La sindaca di Roma Virginia Raggi torna a parlare dell'inchiesta sulla costruzione del nuovo stadio della Roma, ennesimo terremoto giudiziario e politico che ha sconvolto la Capitale. Lo fa davanti alle telecamere di Porta a Porta, su Rai 1, nel "salotto" di Bruno Vespa. E lo fa tornando ad attaccare con rabbia la stampa, come aveva già fatto nel corso della giornata annunciando querele per quella che aveva definito una rassegna stampa "vergognosa". Un termine che ritorna: "Vergognoso – ha detto la prima cittadina in tv secondo le indiscrezioni riportate dalle agenzie di stampa – La procura ha detto che io non c'entro… E tra l'altro sono indagati esponenti di altre parti politiche, eppure sulla stampa si è parlato di sistema Raggi. Ma io non sono lo sfogatoio d'Italia, questa cosa deve finire!".

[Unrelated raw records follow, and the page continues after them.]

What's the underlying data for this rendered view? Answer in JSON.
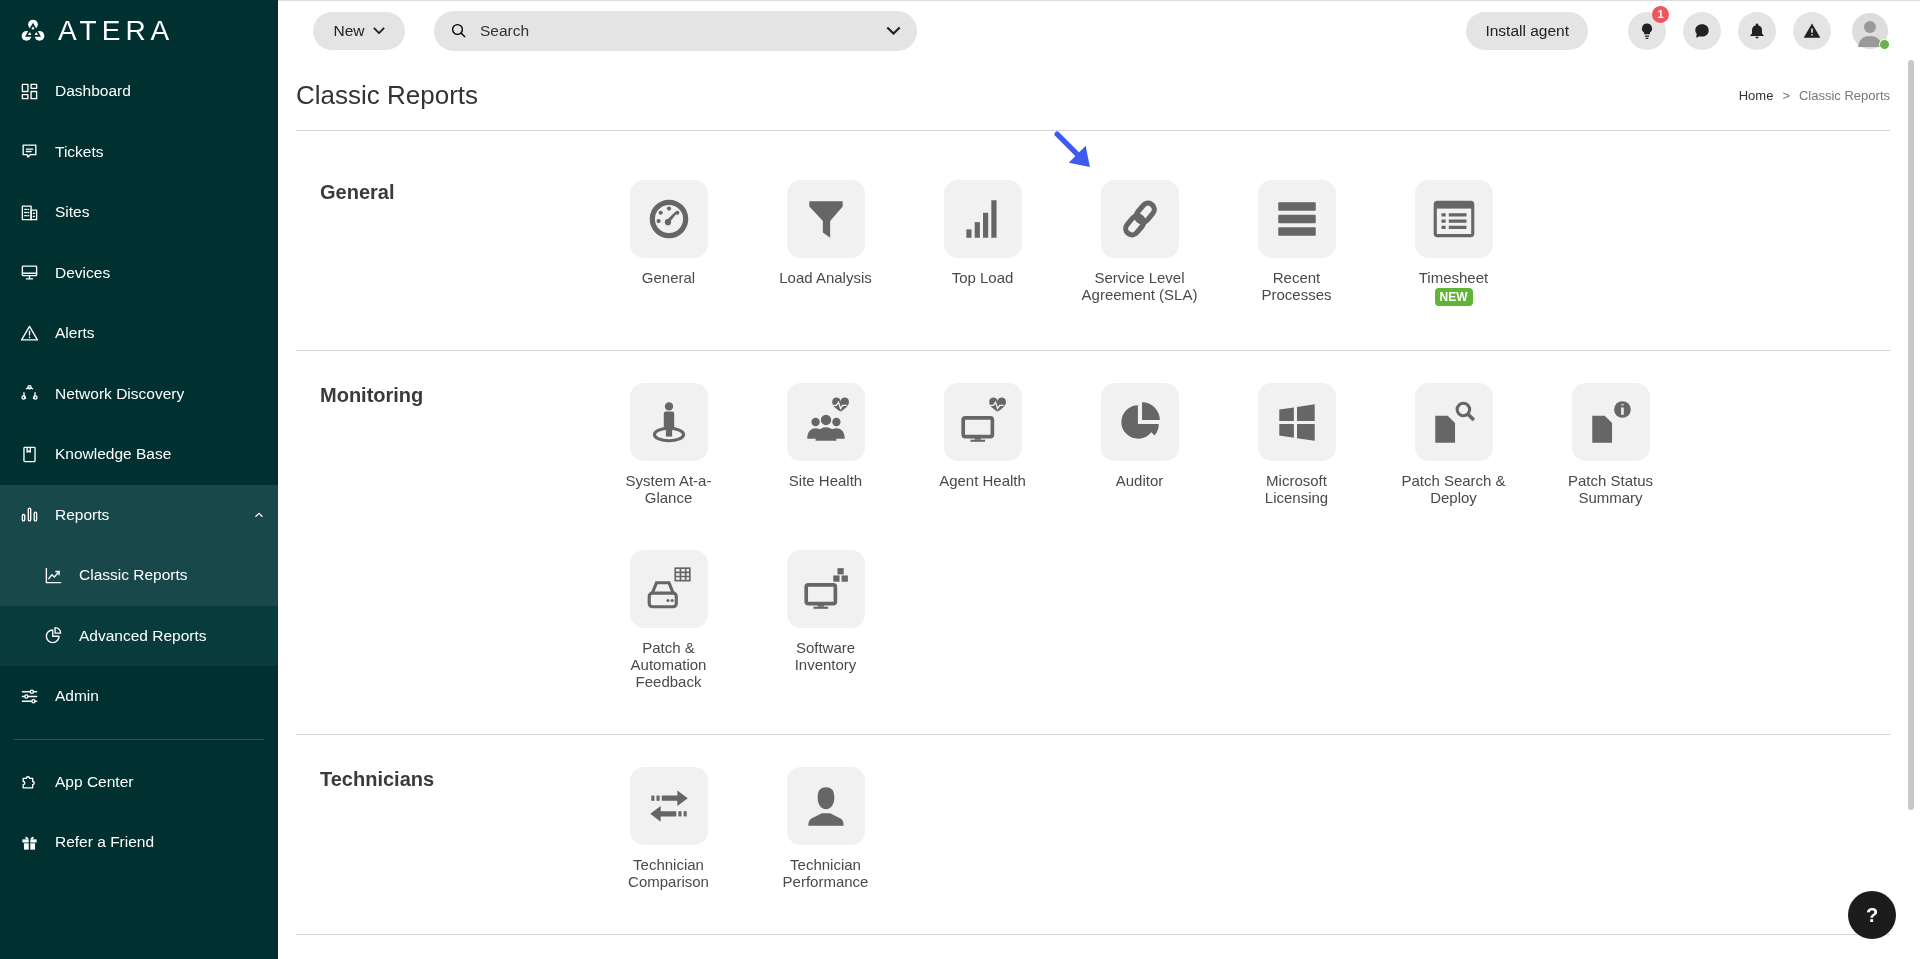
{
  "sidebar": {
    "logo_text": "ATERA",
    "items": [
      {
        "label": "Dashboard",
        "selected": false
      },
      {
        "label": "Tickets",
        "selected": false
      },
      {
        "label": "Sites",
        "selected": false
      },
      {
        "label": "Devices",
        "selected": false
      },
      {
        "label": "Alerts",
        "selected": false
      },
      {
        "label": "Network Discovery",
        "selected": false
      },
      {
        "label": "Knowledge Base",
        "selected": false
      },
      {
        "label": "Reports",
        "selected": false,
        "expanded": true,
        "children": [
          {
            "label": "Classic Reports",
            "selected": true
          },
          {
            "label": "Advanced Reports",
            "selected": false
          }
        ]
      },
      {
        "label": "Admin",
        "selected": false
      }
    ],
    "footer_items": [
      {
        "label": "App Center",
        "selected": false
      },
      {
        "label": "Refer a Friend",
        "selected": false
      }
    ]
  },
  "topbar": {
    "new_button": "New",
    "search": {
      "placeholder": "Search"
    },
    "install_button": "Install agent",
    "notification_badge": "1",
    "avatar": {
      "online": true
    }
  },
  "page": {
    "title": "Classic Reports",
    "breadcrumb": [
      "Home",
      "Classic Reports"
    ],
    "breadcrumb_separator": ">"
  },
  "sections": [
    {
      "title": "General",
      "reports": [
        {
          "label": "General"
        },
        {
          "label": "Load Analysis"
        },
        {
          "label": "Top Load"
        },
        {
          "label": "Service Level Agreement (SLA)"
        },
        {
          "label": "Recent Processes"
        },
        {
          "label": "Timesheet",
          "badge": "NEW"
        }
      ]
    },
    {
      "title": "Monitoring",
      "reports": [
        {
          "label": "System At-a-Glance"
        },
        {
          "label": "Site Health"
        },
        {
          "label": "Agent Health"
        },
        {
          "label": "Auditor"
        },
        {
          "label": "Microsoft Licensing"
        },
        {
          "label": "Patch Search & Deploy"
        },
        {
          "label": "Patch Status Summary"
        },
        {
          "label": "Patch & Automation Feedback"
        },
        {
          "label": "Software Inventory"
        }
      ]
    },
    {
      "title": "Technicians",
      "reports": [
        {
          "label": "Technician Comparison"
        },
        {
          "label": "Technician Performance"
        }
      ]
    }
  ],
  "help_button": "?"
}
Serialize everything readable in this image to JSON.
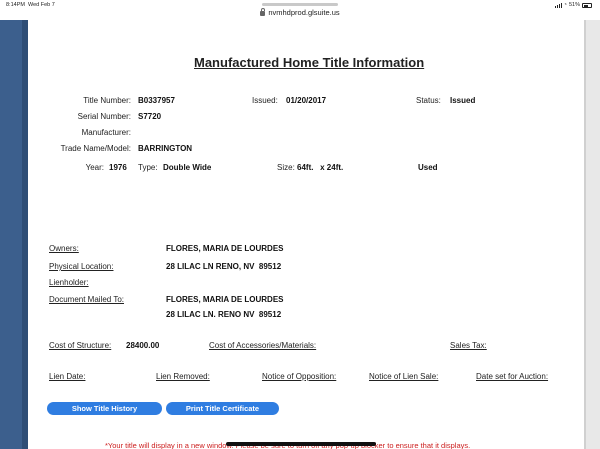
{
  "device": {
    "time": "8:14PM",
    "date": "Wed Feb 7",
    "battery": "51%"
  },
  "browser": {
    "url": "nvmhdprod.glsuite.us"
  },
  "page": {
    "title": "Manufactured Home Title Information",
    "fields": {
      "title_number_label": "Title Number:",
      "title_number": "B0337957",
      "issued_label": "Issued:",
      "issued": "01/20/2017",
      "status_label": "Status:",
      "status": "Issued",
      "serial_label": "Serial Number:",
      "serial": "S7720",
      "manufacturer_label": "Manufacturer:",
      "manufacturer": "",
      "trade_label": "Trade Name/Model:",
      "trade": "BARRINGTON",
      "year_label": "Year:",
      "year": "1976",
      "type_label": "Type:",
      "type": "Double Wide",
      "size_label": "Size:",
      "size": "64ft.   x 24ft.",
      "condition": "Used"
    },
    "parties": {
      "owners_label": "Owners:",
      "owners": "FLORES, MARIA DE LOURDES",
      "location_label": "Physical Location:",
      "location": "28 LILAC LN RENO, NV  89512",
      "lienholder_label": "Lienholder:",
      "lienholder": "",
      "mailed_label": "Document Mailed To:",
      "mailed_name": "FLORES, MARIA DE LOURDES",
      "mailed_address": "28 LILAC LN. RENO NV  89512"
    },
    "costs": {
      "structure_label": "Cost of Structure:",
      "structure": "28400.00",
      "accessories_label": "Cost of Accessories/Materials:",
      "sales_tax_label": "Sales Tax:"
    },
    "liens": {
      "lien_date": "Lien Date:",
      "lien_removed": "Lien Removed:",
      "notice_opposition": "Notice of Opposition:",
      "notice_lien_sale": "Notice of Lien Sale:",
      "auction_date": "Date set for Auction:"
    },
    "buttons": {
      "history": "Show Title History",
      "certificate": "Print Title Certificate"
    },
    "note": "*Your title will display in a new window. Please be sure to turn off any pop-up blocker to ensure that it displays."
  }
}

L'inchiesta "Rinascimento", deflagrata ieri con nove arresti per corruzione che riguardano figure di vertice del mondo imprenditoriale e politico romano, come l'imprenditore Luca Parnasi (in carcere) e il presidente di Acea Luca Lanzalone (che ha presentato le proprie dimissioni e si trova ai domiciliari), al di là delle eventuali responsabilità penali, individuali, secondo molti commentatori chiama in causa anche il piano della politica. La tesi che sostengono in tanti è che il MoVimento 5 stelle romano e la sindaca Raggi debbano assumersi le proprie responsabilità, stante anche il coinvolgimento di figure di primo piano del o vicine al M5s, come lo stesso Lanzalone e il capogruppo in Campidoglio dei Cinque stelle Paolo Ferrara, che si è autosospeso. Ma la sindaca, almeno stando ad altre dichiarazioni rilasciate nel salotto di Vespa, non sembra essere intenzionata a farlo: "Io non rispondo per altri – ha aggiunto a Porta a Porta – Lanzalone è un professionista". Ieri la Raggi, poco dopo gli arresti, si era limitata ad affermare "chi ha sbagliato pagherà", mentre nel pomeriggio non si è presentata in Consiglio comunale: la minoranza del Pd ha chiesto un suo intervento per chiarire i suoi rapporti con Lanzalone.